Rocco Tanica (Ansa)
Editoriali
In difesa di Rocco Tanica, bannato per aver criticato Francesca Albanese
Nuovi servi del politicamente corretto: cancellare un artista perché ha espresso un giudizio polemico significa dichiarare che alcune figure sono intoccabili. E' l’idea del totem: non puoi nominarlo, non puoi ironizzarci sopra
Se osi dire che Francesca Albanese non è un totem, ti ritrovi subito nel girone dei dannati. Chiedetelo a Rocco Tanica, tastierista degli Elio e le Storie Tese, che per aver scritto che “è una compagna antisemita che sbaglia” è stato bandito da un festival, quello di Terre Tagliamento, come se avesse imbrattato la Gioconda. Il comunicato ufficiale è già un pezzo di cabaret: “Frasi volgari e sessiste incompatibili con i nostri valori”. Sessiste? Per aver usato il femminile di “compagno”? Forse avrebbero preferito la forma neutra, o magari la perifrasi “persona che sbaglia gentilmente ma con consapevolezza di genere”. La verità è che Tanica ha infranto il nuovo codice non scritto: si può ridere di papi, presidenti, cantanti di Sanremo, pure della gleba medievale, ma guai a criticare la relatrice Onu, guai esprimere dubbi su chi trasforma Israele in un nemico da abbattere. Quella no, quella è zona rossa.

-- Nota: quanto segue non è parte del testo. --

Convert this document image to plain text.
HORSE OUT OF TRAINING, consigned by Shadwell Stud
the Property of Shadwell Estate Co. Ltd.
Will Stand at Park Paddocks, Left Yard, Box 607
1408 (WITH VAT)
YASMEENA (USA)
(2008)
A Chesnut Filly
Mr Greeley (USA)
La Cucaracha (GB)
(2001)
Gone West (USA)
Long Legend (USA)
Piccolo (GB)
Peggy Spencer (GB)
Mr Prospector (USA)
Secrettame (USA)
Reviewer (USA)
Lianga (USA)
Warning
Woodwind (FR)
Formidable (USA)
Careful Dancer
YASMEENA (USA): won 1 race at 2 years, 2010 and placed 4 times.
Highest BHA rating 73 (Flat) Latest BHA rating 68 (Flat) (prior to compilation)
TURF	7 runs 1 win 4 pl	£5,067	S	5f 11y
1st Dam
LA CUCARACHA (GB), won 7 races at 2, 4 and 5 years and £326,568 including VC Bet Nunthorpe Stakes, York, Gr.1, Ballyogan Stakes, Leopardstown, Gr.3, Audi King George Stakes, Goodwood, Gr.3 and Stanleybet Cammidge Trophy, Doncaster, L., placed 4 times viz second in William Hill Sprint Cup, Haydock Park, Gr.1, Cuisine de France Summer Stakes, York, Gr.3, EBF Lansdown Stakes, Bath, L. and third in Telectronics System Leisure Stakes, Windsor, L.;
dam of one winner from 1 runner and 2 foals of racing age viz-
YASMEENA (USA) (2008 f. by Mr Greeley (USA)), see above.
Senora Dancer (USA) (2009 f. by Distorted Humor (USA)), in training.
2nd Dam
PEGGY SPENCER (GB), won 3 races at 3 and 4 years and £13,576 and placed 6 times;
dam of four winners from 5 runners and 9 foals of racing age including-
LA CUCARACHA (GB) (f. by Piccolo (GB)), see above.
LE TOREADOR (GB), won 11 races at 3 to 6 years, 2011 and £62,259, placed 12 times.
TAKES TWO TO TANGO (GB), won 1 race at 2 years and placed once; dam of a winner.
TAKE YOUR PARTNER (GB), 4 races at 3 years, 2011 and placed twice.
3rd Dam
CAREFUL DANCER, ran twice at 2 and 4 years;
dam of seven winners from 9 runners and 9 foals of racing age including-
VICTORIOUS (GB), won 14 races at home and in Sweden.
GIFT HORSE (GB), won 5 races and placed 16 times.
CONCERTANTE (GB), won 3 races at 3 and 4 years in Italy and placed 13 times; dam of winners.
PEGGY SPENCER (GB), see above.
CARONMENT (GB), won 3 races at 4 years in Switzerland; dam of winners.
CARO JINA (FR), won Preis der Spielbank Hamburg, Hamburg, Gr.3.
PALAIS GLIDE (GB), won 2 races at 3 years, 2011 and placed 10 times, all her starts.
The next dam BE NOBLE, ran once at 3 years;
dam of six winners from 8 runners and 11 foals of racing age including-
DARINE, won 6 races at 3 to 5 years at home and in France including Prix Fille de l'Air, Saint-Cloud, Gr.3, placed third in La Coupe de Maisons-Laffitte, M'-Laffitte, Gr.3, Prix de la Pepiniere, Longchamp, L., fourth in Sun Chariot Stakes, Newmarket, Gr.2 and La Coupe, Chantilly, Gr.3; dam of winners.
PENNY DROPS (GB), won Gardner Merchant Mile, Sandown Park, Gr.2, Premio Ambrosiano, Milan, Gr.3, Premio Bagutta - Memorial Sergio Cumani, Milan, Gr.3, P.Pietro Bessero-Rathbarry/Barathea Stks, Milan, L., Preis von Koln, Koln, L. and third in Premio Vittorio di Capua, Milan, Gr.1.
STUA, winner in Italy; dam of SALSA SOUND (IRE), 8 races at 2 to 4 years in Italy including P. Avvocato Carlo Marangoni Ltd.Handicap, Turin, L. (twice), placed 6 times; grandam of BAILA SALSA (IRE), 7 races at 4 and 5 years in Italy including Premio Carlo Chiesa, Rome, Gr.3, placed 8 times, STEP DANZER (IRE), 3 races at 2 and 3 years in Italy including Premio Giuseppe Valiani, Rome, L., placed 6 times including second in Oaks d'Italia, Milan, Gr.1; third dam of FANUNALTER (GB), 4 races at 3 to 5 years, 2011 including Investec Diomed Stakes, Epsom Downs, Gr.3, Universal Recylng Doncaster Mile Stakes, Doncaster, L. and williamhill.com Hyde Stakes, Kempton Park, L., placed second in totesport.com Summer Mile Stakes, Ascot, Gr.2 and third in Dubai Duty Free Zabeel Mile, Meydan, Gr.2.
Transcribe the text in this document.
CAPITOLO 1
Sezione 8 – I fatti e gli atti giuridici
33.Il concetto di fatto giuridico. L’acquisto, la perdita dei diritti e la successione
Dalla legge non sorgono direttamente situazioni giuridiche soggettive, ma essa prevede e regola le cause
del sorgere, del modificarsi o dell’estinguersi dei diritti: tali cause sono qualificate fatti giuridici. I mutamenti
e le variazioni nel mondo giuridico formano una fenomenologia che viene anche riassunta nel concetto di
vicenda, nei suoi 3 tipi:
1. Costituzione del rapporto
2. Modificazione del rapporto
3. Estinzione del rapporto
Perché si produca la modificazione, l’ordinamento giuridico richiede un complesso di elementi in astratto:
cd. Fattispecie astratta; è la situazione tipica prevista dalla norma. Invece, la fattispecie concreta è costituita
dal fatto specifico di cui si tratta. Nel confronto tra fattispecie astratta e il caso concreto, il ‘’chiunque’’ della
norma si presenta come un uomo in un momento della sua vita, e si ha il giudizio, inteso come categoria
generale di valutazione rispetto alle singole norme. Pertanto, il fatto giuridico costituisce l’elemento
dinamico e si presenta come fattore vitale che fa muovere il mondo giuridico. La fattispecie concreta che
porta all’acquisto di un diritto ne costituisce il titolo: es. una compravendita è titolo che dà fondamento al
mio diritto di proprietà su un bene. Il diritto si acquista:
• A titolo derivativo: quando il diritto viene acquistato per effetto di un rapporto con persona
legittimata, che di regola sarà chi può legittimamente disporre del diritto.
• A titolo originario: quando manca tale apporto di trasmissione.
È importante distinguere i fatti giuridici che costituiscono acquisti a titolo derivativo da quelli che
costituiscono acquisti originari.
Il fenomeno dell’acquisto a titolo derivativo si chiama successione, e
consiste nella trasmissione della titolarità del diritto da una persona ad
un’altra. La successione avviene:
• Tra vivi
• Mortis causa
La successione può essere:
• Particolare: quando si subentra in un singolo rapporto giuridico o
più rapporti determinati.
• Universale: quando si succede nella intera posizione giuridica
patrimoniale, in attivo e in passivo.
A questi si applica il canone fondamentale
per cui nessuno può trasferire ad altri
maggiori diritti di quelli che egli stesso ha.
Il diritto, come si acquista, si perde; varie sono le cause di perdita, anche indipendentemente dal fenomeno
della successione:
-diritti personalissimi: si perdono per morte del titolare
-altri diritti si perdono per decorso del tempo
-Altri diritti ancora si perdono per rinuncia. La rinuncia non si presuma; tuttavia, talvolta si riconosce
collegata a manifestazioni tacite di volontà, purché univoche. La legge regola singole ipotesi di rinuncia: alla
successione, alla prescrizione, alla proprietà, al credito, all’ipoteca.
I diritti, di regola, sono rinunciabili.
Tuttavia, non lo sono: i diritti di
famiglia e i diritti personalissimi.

Eppure, riletto con calma, il messaggio di Tanica era persino “gentile”: l’ha difesa dall’accusa di “idiota”, promuovendola a “compagna antisemita che sbaglia”. Il problema non è Albanese, che può rispondere e replicare. Il problema è la reazione: cancellare un artista perché ha espresso un giudizio polemico significa dichiarare che alcune figure sono intoccabili. E' l’idea del totem: non puoi sfiorarlo, non puoi nominarlo, non puoi ironizzarci sopra. Puoi solo inginocchiarti. Tanica non è un diplomatico, non è un professore di diritto internazionale: è un musicista satirico che da trent’anni prende in giro chiunque. E proprio per questo, oggi, vale la pena difenderlo. Perché se persino chi ha inventato “Servi della gleba” deve diventare servo del politicamente corretto, allora vuol dire che la gleba ha vinto. E che i padroni di oggi non portano la frusta, ma il regolamento etico dei festival culturali. Ed è un paradosso che proprio lui, l’autore di un inno alla servitù ironica, venga silenziato dai nuovi padroni del pensiero. Morale: siamo tutti servi della gleba. Ma senza groove, e senza tastierista.